In the previous game of the “pod” format Rutgers put on a hitting display destroying Minnesota 16-1. After that, and given that the Scarlet Knights took care of the Hoosiers by beating staff ace Gabe Bierman the night before, Brown had a tough assignment on his hands.
Brown did not disappoint.
Brown was perfect in the first three innings. While we don’t have velocity numbers to report, Brown’s fastball seemed to get into catcher Jacob Southern’s glove in a hurry. The wicked spin on the curveball produced some downright unfair breaks. Brown did seem to locate some of his breaking pitches up in the zone, but the batters were too off-balanced by the fastball in and most cases didn’t even offer at those pitches.
On offense, the Hoosiers got first inning singles from the first three batters in the lineup which lead to Drew Ashley scoring on a bases-loaded walk to Hunter Jessee. Unfortunately, the Hoosiers left the bases loaded. A pair of solo shots by Grant Richardson and Morgan Colopy (his first collegiate hit) comprised half of Indiana’s scoring. The last run was scored by shortstop Grant Macciocchi on a wild pitch.
All told four runs were enough. Brown threw over 100 pitches in a 7-inning quality start, giving up only 3 hits, 1 earned run, striking out 12 and surrendering zero walks. Better than that, he rarely seemed to even get into three ball counts.

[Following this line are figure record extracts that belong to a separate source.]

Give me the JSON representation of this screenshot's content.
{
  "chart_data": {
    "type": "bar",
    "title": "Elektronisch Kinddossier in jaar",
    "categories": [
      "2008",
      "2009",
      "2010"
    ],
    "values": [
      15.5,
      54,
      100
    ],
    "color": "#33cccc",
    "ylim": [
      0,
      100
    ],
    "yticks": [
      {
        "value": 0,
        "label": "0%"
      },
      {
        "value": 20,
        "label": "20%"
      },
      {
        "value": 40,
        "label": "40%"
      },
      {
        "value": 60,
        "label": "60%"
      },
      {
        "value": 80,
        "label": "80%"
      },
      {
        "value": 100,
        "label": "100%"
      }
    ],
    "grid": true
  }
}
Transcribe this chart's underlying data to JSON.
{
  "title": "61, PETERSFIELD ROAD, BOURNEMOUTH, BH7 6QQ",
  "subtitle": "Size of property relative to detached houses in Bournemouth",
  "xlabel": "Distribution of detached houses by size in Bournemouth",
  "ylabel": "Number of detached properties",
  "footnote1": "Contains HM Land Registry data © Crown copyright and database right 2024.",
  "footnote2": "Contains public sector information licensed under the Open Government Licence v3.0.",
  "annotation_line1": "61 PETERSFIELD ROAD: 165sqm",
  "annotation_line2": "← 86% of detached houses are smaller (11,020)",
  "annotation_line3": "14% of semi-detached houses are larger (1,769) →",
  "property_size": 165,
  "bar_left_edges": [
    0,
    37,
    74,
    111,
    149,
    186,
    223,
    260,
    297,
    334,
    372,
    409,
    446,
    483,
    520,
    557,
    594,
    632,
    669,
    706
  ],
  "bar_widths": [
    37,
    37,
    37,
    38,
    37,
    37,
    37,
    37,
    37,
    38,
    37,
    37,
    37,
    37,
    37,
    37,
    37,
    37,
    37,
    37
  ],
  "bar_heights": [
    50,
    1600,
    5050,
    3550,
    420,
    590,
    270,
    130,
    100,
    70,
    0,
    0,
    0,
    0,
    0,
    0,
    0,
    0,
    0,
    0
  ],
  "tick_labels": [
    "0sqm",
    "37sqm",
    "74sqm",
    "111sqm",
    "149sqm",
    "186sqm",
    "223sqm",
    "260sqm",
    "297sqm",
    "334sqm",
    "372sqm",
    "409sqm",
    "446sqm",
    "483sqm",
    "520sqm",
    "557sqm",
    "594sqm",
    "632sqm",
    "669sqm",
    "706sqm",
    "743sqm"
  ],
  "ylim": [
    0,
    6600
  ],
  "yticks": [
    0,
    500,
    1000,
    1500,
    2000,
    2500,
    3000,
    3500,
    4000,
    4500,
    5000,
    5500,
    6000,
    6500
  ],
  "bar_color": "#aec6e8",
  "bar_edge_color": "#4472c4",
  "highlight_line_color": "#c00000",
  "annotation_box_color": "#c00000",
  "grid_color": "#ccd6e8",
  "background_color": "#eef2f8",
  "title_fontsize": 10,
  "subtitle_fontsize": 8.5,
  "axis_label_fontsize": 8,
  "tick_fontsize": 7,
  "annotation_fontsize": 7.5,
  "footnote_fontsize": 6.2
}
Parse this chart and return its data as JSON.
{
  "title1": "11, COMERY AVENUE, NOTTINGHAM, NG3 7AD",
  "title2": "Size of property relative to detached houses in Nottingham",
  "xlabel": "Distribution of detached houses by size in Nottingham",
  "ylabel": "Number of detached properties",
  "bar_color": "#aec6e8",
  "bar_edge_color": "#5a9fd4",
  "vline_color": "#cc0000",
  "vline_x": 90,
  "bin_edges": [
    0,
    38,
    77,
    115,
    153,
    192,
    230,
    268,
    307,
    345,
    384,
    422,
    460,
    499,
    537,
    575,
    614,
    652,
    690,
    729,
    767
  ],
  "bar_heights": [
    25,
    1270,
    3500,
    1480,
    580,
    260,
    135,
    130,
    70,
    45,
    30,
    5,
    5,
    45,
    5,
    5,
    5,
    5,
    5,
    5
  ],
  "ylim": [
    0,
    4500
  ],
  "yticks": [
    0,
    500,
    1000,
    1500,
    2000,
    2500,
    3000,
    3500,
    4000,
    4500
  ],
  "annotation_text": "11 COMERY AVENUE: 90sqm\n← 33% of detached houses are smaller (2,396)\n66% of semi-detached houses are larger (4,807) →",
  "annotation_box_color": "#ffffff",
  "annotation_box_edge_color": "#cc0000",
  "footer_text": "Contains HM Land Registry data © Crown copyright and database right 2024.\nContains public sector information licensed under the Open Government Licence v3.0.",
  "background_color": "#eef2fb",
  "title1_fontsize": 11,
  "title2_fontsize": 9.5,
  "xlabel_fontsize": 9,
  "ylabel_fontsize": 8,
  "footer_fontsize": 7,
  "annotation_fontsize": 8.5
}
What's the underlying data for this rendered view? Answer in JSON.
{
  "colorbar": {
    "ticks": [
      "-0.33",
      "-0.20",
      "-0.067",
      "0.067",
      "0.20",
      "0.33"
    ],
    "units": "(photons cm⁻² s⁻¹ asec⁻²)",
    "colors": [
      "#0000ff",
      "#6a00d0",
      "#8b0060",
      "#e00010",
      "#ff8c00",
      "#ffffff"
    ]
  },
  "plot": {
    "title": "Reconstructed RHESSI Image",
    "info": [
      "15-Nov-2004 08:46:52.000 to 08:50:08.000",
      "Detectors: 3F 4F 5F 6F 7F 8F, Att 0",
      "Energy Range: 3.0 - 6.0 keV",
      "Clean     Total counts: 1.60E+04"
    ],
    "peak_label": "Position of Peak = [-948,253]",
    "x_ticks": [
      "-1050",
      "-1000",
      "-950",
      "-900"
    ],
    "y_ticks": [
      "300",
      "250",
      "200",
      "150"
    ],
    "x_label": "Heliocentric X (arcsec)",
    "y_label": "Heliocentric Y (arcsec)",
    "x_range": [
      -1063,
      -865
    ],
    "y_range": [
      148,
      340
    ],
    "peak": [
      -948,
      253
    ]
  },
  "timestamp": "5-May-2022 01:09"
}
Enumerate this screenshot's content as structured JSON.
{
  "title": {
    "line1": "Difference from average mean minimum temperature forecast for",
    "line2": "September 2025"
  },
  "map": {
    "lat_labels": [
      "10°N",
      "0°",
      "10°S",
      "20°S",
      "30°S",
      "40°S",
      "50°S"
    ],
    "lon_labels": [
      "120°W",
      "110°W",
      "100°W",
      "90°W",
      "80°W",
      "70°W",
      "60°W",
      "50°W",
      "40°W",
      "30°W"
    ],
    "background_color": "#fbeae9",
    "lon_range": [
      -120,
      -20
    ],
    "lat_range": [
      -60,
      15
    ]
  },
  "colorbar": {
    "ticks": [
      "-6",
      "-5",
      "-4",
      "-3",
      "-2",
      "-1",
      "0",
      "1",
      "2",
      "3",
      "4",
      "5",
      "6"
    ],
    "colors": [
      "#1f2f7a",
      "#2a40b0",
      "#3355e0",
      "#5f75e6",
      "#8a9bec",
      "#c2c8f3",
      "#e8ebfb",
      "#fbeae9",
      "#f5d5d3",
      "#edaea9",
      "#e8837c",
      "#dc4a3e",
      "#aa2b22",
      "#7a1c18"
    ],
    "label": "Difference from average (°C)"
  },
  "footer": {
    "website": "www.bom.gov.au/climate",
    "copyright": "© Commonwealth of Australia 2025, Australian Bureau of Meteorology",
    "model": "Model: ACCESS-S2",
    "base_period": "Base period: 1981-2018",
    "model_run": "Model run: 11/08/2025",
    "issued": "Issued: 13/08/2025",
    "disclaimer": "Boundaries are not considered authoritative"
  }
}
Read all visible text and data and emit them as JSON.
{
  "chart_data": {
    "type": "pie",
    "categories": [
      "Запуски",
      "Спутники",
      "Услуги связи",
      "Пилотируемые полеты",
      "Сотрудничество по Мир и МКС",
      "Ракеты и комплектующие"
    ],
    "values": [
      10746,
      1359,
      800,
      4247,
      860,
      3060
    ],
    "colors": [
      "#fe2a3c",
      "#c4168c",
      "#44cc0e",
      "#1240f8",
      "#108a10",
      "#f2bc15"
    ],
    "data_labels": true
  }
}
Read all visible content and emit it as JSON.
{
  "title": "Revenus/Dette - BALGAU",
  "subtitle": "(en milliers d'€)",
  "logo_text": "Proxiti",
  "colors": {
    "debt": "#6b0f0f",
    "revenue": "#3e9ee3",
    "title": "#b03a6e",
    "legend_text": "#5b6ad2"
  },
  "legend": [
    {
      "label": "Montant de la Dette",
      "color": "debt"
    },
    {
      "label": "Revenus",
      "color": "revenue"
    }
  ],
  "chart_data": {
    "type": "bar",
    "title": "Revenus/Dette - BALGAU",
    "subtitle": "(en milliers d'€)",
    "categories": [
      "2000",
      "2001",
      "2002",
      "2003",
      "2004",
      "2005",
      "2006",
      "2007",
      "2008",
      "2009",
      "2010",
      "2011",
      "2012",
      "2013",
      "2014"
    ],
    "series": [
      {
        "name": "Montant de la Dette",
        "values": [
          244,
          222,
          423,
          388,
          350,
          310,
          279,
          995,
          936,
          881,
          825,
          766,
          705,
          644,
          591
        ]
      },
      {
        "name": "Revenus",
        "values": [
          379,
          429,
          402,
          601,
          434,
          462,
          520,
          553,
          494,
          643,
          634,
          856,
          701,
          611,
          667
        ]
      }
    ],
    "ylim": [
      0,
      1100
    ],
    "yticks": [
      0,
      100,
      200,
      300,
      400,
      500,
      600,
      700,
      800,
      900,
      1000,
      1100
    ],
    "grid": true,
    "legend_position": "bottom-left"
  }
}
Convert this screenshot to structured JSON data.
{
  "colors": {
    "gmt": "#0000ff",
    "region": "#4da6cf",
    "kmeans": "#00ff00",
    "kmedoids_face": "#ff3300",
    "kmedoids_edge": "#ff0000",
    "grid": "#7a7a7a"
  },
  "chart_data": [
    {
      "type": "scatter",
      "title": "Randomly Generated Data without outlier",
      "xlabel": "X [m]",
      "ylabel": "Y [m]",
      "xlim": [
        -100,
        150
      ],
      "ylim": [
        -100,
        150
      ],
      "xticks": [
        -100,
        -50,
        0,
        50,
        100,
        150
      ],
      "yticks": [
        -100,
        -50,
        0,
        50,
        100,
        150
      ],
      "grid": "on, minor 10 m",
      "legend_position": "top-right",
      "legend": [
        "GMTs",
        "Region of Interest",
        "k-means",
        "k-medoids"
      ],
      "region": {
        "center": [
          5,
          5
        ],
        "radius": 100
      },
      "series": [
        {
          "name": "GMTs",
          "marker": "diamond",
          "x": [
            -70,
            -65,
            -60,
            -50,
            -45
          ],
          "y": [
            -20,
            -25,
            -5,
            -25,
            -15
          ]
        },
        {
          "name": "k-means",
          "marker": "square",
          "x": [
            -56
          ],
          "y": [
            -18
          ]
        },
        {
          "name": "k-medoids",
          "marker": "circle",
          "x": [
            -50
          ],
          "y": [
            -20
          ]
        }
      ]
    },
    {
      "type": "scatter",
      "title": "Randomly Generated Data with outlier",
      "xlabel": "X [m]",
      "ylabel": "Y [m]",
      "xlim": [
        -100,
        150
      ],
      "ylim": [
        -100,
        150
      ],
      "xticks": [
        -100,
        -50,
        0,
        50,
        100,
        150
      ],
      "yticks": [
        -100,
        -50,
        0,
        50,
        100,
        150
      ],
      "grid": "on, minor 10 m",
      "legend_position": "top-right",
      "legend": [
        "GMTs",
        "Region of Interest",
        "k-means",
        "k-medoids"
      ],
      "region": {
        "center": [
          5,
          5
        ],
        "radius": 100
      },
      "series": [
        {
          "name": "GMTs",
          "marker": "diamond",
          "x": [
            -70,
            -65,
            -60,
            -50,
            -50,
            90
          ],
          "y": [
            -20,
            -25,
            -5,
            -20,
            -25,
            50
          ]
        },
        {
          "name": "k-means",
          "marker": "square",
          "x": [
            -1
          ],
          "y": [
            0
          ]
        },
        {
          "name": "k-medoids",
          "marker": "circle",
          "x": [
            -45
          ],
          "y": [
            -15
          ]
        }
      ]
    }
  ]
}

The Rutgers hitters welcomed a change in the eighth. Connor Manous got an out, but walked and hit a batter. Pitching Coach Justin Parker had the quick hook and went to lefty Braden Scott who hit the next batter to load the bases. Scott then retired the next batter on a sacrifice fly to bring the game within two. Parker made another quick change. Right-handed gas worked for seven innings, so he brought in Matt Litwicki who struck out two Scarlet Knights on the way to a 4-out save.
The win improved the Hoosier to 2-1 on the season and in the B1G. The “pod” series concludes 7pm on Sunday against host Minnesota.